В огромном котле столицы уже начинало бурлить людское варево – мужчины и женщины проносились кто вперед, кто назад, а кто поперек, будто исполняя мудреный танец под музыку уличного гула; там и сям в этом океане человеческого разума замелькали киты на колесах, называемые каретами, – короче, разгоралось дневное сражение. Каждый выходил на промысел со своими намерениями и делами, каждый норовил надуть другого, плутни и обман застили свет божий, точно клубы пыли; нигде, как ни пяль глаза, не увидишь и проблеска правды. Дон Клеофас следовал за своим товарищем, который привел его на неширокую улицу с двумя рядами зеркал по обеим сторонам. Перед зеркалами стояло множество кавалеров и дам, любуясь собой и строя гримасы: то рот скривят, то локон взобьют; лица, глаза, усы, руки – все было в движении. Дон Клеофас спросил, что это за улица, он до сих пор не видал ее в Мадриде, и Хромой ответствовал:

– Называется она улицей Поз, и знают о ней только эти карточные фигуры из столичной колоды. Они являются сюда, дабы найти позу, с которой будут ходить весь день, разбитые параличом жеманства: у одних губки бантиком, у других глазки прикрыты в очаровательной истоме, и у всех подняты наподобие рожек два пальца – указательный и мизинец, а голова склонена набок, как при молитве «Слава всевышнему». Но уйдем отсюда! Хоть желудок у меня дьявольский и даже бурные волны преисподней ему нипочем, а все же с души воротит глядеть на эту шушеру, что расплодилась на позор природе и на зависть всем шулерам.[32]

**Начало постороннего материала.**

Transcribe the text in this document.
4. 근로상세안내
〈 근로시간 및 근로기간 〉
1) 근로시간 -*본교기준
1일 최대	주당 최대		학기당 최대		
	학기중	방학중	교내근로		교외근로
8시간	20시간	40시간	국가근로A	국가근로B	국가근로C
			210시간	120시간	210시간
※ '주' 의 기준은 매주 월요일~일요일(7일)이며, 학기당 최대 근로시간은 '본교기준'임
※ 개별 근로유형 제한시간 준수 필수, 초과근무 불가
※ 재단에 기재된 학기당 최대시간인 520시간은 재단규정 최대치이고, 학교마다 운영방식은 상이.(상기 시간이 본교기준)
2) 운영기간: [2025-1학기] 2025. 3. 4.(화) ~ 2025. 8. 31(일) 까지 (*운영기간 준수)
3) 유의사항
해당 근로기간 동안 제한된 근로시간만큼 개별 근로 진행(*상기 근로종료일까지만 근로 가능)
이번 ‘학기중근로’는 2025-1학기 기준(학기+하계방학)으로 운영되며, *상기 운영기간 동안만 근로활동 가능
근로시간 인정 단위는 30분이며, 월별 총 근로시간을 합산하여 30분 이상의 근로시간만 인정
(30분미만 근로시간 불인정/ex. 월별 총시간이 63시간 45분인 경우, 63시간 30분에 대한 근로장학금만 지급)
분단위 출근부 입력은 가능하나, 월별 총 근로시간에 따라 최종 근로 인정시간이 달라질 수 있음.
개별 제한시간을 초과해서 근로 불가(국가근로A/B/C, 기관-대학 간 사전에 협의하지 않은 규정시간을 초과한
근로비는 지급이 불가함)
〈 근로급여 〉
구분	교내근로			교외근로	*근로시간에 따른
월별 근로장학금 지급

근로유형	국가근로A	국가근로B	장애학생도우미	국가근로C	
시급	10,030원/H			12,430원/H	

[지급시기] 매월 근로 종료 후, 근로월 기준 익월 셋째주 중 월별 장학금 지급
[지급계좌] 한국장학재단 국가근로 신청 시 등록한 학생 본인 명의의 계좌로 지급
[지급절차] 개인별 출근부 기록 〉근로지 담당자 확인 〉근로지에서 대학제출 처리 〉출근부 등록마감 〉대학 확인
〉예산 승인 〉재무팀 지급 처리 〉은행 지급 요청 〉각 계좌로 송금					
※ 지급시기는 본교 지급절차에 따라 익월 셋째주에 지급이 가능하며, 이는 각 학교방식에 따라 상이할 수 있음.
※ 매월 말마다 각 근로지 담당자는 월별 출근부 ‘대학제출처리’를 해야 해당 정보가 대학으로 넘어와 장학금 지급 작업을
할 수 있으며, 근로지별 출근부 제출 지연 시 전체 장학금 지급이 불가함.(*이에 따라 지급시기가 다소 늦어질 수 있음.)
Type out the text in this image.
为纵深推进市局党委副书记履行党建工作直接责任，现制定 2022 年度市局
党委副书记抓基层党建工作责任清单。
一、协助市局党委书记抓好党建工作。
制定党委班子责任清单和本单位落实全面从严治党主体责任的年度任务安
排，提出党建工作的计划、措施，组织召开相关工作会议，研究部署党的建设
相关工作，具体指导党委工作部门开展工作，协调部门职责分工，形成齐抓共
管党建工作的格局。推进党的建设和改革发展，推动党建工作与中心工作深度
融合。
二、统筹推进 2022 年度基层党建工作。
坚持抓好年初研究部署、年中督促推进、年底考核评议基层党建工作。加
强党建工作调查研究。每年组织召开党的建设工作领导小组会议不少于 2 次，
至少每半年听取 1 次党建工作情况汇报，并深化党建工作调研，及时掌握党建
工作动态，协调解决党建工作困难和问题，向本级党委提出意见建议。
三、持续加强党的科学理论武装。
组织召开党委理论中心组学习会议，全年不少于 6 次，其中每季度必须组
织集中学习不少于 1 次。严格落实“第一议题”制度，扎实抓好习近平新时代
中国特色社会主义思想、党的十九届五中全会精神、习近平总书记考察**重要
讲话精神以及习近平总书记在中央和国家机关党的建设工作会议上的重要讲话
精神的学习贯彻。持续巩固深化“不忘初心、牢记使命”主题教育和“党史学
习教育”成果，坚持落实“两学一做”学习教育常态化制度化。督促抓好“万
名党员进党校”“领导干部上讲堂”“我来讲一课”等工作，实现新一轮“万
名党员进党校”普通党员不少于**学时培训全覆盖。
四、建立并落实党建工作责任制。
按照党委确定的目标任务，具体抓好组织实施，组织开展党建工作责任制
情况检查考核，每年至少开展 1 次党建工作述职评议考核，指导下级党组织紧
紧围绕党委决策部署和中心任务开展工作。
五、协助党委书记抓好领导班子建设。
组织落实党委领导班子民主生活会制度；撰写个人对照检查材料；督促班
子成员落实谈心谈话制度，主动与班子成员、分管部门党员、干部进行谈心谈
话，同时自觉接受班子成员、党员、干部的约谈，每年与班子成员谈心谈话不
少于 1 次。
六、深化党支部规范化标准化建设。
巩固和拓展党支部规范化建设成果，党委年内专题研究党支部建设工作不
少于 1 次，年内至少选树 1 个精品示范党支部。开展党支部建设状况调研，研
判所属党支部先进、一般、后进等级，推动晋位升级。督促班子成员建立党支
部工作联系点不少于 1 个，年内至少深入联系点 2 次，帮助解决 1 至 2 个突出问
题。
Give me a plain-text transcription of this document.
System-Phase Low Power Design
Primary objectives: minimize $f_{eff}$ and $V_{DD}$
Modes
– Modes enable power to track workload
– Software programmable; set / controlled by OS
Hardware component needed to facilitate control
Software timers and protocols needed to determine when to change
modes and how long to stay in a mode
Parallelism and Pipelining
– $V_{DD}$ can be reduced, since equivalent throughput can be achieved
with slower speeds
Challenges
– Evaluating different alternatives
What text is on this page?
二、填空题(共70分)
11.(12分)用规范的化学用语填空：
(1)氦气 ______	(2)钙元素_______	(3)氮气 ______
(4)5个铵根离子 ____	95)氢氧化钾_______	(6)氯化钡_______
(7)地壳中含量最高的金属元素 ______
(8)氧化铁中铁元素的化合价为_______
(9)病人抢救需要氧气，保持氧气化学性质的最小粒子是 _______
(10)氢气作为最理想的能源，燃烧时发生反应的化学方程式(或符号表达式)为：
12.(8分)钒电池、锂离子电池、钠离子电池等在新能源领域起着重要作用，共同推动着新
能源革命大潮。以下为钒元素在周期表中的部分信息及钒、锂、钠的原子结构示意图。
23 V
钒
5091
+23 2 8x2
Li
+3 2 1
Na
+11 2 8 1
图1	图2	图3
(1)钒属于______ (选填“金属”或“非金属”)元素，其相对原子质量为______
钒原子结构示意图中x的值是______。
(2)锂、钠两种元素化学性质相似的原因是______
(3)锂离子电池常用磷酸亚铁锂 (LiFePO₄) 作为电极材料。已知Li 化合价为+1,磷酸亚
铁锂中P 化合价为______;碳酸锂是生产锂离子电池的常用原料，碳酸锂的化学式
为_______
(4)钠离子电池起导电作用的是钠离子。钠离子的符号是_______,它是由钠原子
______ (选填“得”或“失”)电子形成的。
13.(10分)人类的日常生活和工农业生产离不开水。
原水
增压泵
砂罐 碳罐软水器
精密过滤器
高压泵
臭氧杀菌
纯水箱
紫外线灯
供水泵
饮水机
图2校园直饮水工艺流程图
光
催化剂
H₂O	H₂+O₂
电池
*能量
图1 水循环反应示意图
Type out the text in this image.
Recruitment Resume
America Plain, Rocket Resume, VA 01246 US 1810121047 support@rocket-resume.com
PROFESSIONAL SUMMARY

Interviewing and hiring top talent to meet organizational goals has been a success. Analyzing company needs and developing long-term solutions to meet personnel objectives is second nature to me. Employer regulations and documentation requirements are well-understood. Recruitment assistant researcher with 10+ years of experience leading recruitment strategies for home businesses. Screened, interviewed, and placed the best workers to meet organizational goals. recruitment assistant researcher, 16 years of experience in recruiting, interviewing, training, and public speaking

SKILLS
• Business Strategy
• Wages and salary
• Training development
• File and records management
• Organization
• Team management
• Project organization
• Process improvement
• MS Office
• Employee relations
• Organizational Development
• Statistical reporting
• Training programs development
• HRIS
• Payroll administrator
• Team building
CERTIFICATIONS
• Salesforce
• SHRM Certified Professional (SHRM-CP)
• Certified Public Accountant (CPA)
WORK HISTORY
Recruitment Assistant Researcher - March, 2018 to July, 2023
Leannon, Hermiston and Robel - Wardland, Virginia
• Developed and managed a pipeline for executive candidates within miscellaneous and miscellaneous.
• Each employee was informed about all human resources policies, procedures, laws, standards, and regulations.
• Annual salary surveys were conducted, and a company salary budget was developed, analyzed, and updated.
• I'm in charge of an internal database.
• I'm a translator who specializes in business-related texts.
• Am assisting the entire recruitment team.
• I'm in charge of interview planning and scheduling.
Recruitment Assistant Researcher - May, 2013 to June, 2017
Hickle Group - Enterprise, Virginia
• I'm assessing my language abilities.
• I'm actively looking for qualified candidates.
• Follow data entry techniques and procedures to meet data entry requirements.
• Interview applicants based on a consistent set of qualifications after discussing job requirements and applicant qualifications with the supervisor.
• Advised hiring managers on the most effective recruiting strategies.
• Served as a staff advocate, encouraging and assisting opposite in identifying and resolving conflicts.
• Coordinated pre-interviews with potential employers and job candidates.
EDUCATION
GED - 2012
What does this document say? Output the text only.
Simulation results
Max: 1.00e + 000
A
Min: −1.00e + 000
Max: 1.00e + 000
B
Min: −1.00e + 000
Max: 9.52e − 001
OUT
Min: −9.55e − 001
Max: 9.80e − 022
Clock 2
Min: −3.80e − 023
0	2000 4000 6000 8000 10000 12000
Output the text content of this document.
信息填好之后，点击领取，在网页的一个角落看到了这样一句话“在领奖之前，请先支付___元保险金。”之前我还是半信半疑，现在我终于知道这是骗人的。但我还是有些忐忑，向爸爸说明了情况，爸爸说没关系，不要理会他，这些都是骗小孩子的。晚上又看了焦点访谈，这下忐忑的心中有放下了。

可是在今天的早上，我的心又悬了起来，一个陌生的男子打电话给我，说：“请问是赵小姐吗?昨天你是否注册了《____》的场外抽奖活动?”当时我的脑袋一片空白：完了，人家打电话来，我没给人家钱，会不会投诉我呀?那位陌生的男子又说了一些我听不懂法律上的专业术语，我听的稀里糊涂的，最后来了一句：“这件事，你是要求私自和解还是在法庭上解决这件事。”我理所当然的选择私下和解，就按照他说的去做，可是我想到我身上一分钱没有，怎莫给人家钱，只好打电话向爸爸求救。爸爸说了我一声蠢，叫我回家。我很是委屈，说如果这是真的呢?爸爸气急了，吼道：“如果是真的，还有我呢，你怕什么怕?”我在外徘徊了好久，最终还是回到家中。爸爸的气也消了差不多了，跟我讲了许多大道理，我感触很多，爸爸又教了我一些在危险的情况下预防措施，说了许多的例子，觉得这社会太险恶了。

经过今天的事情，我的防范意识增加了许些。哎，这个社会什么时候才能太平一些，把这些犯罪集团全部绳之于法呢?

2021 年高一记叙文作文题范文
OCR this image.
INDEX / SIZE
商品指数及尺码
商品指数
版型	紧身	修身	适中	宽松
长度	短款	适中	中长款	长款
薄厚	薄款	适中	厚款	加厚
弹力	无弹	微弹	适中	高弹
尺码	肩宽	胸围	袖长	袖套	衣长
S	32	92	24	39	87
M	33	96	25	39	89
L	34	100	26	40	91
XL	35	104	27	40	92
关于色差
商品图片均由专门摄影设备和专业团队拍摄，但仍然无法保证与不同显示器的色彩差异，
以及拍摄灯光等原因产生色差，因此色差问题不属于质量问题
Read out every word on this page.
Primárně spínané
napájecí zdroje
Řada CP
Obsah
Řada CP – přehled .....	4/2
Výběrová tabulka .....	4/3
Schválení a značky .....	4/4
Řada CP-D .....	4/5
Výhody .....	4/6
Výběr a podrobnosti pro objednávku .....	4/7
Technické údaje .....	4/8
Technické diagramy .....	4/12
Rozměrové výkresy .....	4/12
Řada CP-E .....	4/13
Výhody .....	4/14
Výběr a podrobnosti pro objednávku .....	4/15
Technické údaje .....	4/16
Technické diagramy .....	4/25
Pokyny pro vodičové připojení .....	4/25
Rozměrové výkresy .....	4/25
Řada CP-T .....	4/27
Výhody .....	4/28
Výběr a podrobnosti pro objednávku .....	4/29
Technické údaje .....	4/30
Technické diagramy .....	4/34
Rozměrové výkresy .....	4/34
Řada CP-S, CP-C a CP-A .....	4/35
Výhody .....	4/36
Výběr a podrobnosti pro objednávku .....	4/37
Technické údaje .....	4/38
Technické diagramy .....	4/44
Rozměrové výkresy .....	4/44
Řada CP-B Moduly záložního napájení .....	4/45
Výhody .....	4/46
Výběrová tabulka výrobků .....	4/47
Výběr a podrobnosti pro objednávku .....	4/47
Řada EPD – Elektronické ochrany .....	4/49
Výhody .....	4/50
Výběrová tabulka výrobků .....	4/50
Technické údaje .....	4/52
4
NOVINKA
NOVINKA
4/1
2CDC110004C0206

И они покинули улицу с зеркалами и вышли на небольшую площадь; там собралась толпа старух, в прошлом особ легкого поведения, и юных девиц, которые готовились стать тем, чем были некогда первые; между ними шел оживленный торг. Студент спросил своего спутника, что это за площадь, он ее тоже никогда не видал. И Бес ответил:

– Перед тобой рынок громких имен. Увядшие старухи, которым они уже без надобности, отдают их зеленым девицам в обмен на поношенные чулки, старые туфли, мантильи, чепцы и подвязки. Гусман, Мендоса, Энрикес, Серда, Куэва, Сильва, Кастро, Хирон, Толедо, Пачеко, Кордова, Манрике де Лара, Осорио, Арагон, Гевара и другие столь же знаменитые имена передаются новеньким в ремесле, тем, кто в них имеет нужду. А старухи остаются при своих прежних фамилиях-отчествах:[33] Эрнандес, Мартинес, Лопес, Родригес, Перес, Гонсалес и тому подобных, ибо сказано: «Тысяча лет пройдет, и все имена вернутся в свой род».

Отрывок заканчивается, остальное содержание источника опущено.